The children of these returning Ugandans often speak Kiswahili as a first language, and are not conscious about it. And except for a conservative few, the older Ugandans who stay in Kenya and Tanzania for a long while have also learnt to love the language.
But it is the traders who are doing much more than expatriates in spreading Kiswahili.
“Every trader in around here has to learn Kiswahili if they are to survive in business,” Betty Namusoke, who sells plastic products in Kikuubo told me recently. “Traders from neighbouring countries are big players here and that is the only language they speak.”
Officials at the Ministry of East African Community Affairs in Kampala say that a few years ago awareness of regional business opportunities in Uganda was quite low compared to Kenya and to an extent Rwanda, but a number of interventions including awareness campaigns are redressing the situation.
These have alerted Ugandan traders to the extent that some now buy maize from as far as Kibaigwa market in central Tanzania for sale to Sudanese buyers who collect it from Kikuubo. Inevitably, they have to master Kiswahili to carry out their transactions.
And it is not just those lifting sacks of produce that must speak the language in the trading world. As more people join the regional trade, the formal business sector is also following them for a piece of the action. All the major commercial banks in Uganda, for instance, have opened branches in Kikuubo in recent years, for that is where most money in the country is. So Kiswahili there is becoming as much a ‘corporate’ language as English.

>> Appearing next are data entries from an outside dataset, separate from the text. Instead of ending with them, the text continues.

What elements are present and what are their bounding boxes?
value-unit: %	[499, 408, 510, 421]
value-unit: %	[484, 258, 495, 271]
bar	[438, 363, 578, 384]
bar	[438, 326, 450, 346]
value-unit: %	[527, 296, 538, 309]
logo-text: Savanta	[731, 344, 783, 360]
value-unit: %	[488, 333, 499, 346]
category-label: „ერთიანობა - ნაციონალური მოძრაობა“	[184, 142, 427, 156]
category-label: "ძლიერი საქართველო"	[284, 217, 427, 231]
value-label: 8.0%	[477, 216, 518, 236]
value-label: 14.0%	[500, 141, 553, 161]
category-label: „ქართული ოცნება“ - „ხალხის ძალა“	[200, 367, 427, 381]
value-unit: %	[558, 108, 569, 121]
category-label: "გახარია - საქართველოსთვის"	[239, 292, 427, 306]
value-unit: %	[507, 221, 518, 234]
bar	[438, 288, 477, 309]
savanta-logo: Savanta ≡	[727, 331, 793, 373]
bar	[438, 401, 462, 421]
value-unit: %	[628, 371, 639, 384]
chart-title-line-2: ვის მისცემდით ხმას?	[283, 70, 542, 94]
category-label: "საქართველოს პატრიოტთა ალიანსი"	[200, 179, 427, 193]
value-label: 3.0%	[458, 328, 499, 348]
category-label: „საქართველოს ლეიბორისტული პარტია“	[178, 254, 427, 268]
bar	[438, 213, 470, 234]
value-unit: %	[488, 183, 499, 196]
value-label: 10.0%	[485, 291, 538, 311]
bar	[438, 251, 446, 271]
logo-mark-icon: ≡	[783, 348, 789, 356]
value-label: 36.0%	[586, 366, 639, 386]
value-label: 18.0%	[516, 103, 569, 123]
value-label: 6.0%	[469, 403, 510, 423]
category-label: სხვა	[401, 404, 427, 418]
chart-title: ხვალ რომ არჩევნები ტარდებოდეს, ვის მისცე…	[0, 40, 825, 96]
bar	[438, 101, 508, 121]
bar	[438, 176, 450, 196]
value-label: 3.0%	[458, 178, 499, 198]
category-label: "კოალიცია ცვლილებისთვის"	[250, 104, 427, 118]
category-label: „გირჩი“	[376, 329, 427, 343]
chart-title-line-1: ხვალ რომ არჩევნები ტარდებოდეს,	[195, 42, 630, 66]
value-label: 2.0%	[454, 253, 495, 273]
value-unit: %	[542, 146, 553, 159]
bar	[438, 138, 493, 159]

And so the private sector is again winning where the state has been trying for nearly a century without success. From the colonial government, through the military government that decreed that Kiswahili becomes the national language, to the present government that used to plead with the people to learn it, none had managed to make Ugandans like Kiswahili, let alone try to learn it.
But the desire by musicians and the business community to profit from the opportunities of regional trade has achieved what even the brutal military government could not enforce.